UC Berkeley

Modern marketplaces and societal systems are undergoing substantial transformations due to automated data collection and algorithmic decision-making. In response, my research focuses on developing methodologies and algorithms for sequential and data-driven decision-making, with a particular emphasis on modeling and analyzing human behavior within systems. To achieve this goal, I employ an eclectic set of techniques from statistics, optimization, and machine learning, while drawing on insights from economic theories and marketing literature. My dissertation contributes to the field of sequential and data-driven decision-making by addressing important real-world problems and developing novel methodologies and algorithms that bridge theory and practice.

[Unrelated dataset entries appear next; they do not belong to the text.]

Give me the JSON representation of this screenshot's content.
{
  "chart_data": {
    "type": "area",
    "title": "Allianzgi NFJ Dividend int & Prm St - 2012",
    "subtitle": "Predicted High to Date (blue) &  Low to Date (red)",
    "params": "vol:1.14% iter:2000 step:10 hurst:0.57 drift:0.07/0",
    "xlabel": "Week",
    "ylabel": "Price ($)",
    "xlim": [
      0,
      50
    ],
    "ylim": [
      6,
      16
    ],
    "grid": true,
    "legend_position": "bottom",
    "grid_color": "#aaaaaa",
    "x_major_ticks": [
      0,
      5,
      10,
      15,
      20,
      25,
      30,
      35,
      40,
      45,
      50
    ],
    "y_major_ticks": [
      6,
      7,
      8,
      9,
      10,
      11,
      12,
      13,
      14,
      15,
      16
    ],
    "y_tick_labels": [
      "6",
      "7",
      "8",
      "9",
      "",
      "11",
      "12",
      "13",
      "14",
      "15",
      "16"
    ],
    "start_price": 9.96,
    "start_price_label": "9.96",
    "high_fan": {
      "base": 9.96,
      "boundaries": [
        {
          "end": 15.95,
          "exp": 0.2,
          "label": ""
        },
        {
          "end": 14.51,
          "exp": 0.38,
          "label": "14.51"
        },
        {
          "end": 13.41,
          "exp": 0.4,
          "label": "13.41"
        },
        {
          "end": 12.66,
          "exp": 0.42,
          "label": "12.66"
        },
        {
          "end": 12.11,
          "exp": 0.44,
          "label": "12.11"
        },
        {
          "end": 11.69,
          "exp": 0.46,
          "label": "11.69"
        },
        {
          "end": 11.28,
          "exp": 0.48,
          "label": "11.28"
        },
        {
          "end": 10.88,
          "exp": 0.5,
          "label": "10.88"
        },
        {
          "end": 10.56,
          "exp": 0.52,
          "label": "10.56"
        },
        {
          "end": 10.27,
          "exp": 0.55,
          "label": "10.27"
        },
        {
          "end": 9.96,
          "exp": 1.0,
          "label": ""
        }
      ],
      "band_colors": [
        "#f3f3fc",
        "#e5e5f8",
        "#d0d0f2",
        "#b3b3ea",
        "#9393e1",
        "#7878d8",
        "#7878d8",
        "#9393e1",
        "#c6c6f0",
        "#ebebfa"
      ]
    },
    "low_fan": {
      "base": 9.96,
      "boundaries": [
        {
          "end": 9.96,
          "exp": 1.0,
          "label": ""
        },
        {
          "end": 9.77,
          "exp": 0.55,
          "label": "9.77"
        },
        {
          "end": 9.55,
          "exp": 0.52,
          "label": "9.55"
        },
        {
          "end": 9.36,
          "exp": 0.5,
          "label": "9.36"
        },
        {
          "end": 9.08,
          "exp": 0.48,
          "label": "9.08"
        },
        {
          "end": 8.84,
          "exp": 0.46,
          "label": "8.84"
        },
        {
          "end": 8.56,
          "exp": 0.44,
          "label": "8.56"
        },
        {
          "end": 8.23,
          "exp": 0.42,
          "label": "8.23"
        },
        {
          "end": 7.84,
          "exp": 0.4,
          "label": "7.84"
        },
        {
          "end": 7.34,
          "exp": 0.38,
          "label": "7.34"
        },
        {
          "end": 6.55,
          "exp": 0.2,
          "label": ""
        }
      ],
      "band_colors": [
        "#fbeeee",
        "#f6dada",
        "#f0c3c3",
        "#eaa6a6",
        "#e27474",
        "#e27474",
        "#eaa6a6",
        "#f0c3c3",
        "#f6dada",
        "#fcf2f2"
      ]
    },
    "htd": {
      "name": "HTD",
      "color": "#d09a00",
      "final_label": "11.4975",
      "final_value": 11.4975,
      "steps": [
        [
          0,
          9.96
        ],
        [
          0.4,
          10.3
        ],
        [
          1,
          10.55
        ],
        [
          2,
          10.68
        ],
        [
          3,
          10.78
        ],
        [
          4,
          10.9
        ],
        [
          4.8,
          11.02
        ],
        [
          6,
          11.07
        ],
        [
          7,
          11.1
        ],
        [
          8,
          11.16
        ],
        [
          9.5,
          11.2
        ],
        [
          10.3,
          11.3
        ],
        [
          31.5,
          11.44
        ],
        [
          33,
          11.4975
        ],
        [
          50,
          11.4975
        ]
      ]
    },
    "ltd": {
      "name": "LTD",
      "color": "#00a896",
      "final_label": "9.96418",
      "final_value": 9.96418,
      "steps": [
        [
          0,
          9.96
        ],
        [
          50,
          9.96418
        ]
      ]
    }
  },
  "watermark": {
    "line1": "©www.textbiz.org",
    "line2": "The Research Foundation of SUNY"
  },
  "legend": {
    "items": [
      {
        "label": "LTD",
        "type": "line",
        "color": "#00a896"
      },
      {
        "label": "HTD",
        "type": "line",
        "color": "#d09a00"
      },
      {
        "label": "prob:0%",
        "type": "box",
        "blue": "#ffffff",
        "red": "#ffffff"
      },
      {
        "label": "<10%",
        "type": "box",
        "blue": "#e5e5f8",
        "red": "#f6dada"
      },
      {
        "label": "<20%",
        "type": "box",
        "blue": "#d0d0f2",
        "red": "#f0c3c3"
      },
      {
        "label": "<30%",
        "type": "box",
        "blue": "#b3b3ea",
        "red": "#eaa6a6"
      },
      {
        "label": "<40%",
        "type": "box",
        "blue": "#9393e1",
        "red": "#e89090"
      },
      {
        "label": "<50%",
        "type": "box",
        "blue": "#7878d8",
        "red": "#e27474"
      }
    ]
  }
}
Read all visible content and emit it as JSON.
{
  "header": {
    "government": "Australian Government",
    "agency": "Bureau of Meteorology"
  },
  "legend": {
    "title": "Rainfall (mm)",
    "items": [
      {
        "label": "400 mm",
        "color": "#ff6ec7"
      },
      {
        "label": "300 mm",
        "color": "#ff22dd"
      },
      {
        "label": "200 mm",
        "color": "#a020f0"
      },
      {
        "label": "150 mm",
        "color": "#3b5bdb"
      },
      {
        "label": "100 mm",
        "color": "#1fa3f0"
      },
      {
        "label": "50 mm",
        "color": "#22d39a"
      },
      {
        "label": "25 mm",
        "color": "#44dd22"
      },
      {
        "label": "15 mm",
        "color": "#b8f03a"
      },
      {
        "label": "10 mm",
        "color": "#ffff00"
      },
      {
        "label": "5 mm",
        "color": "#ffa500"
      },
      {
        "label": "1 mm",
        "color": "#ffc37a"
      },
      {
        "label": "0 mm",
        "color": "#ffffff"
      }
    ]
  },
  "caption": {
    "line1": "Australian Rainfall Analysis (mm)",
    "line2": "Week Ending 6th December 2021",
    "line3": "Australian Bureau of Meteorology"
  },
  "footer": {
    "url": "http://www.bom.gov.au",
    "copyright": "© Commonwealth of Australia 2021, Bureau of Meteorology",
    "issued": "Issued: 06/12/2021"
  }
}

Reference effects are fundamental consumer behavior models with roots from the renowned prospect theory in economics and have been widely observed in reality. Due to the existence of reference price effects by consumers, retailers need to be aware of the sequential effects of current prices on future demand when designing their dynamic pricing policies. In the first part of the dissertation, we build a random coefficient logit demand model that allows arbitrary joint distributions of valuations, responsiveness to prices, and responsiveness to reference prices among consumers to fully express consumer heterogeneity. We develop a nonparametric estimation method to learn heterogeneous consumer reference effects from transaction data, and we apply a modified policy iteration algorithm to find the optimal pricing policies. We verify the effectiveness of our approach through numerical experiments on large-scale individual-level transaction data from the online retailer JD.com.

Mixture of regression models are useful for regression analysis in heterogeneous populations, and have been applied in diverse fields including biology, economics, engineering, epidemiology, marketing, and transportation. In the second part of the dissertation, we study the nonparametric maximum likelihood estimator (NPMLE) for fitting these models, and notably our approach does not require prior specification of the number of mixture components. We establish existence of the NPMLE and prove finite-sample parametric Hellinger error bounds for the predicted density functions. We also provide an effective procedure for computing the NPMLE without ad-hoc discretization and prove a theoretical convergence rate under certain assumptions. This work provides the theoretical foundation for the nonparametric estimation method used in the first part of the dissertation for estimating consumer heterogeneity.

Aside from online platforms like retailing, another type of platform that is receiving increasing attention comes from sharing services such as ride-hailing and vehicle sharing. On-demand and one-way vehicle sharing (e.g., car sharing, bike sharing, scooter sharing) services are emerging and environment-friendly transportation options that promise consumers more flexibility and convenience. Despite the benefits of vehicle sharing, such services still suffer from many operational difficulties and struggle to thrive. One major challenge in operating such vehicle sharing systems is matching the supply and the demand in real time across multiple locations. In the third part of the dissertation, we consider how to dynamically reposition vehicles in order to minimize the total costs of repositioning and lost sales in the long run. The repositioning problem is critical in successful management of on-demand one-way vehicle sharing services, and it is challenging both analytically and computationally. The optimal repositioning policy under a general $n$-location network is inaccessible without knowing the optimal value function. Inspired by the base-stock reorder policy in inventory control, we propose a class of base-stock repositioning policies and prove that they are asymptotically optimal in certain limiting regimes.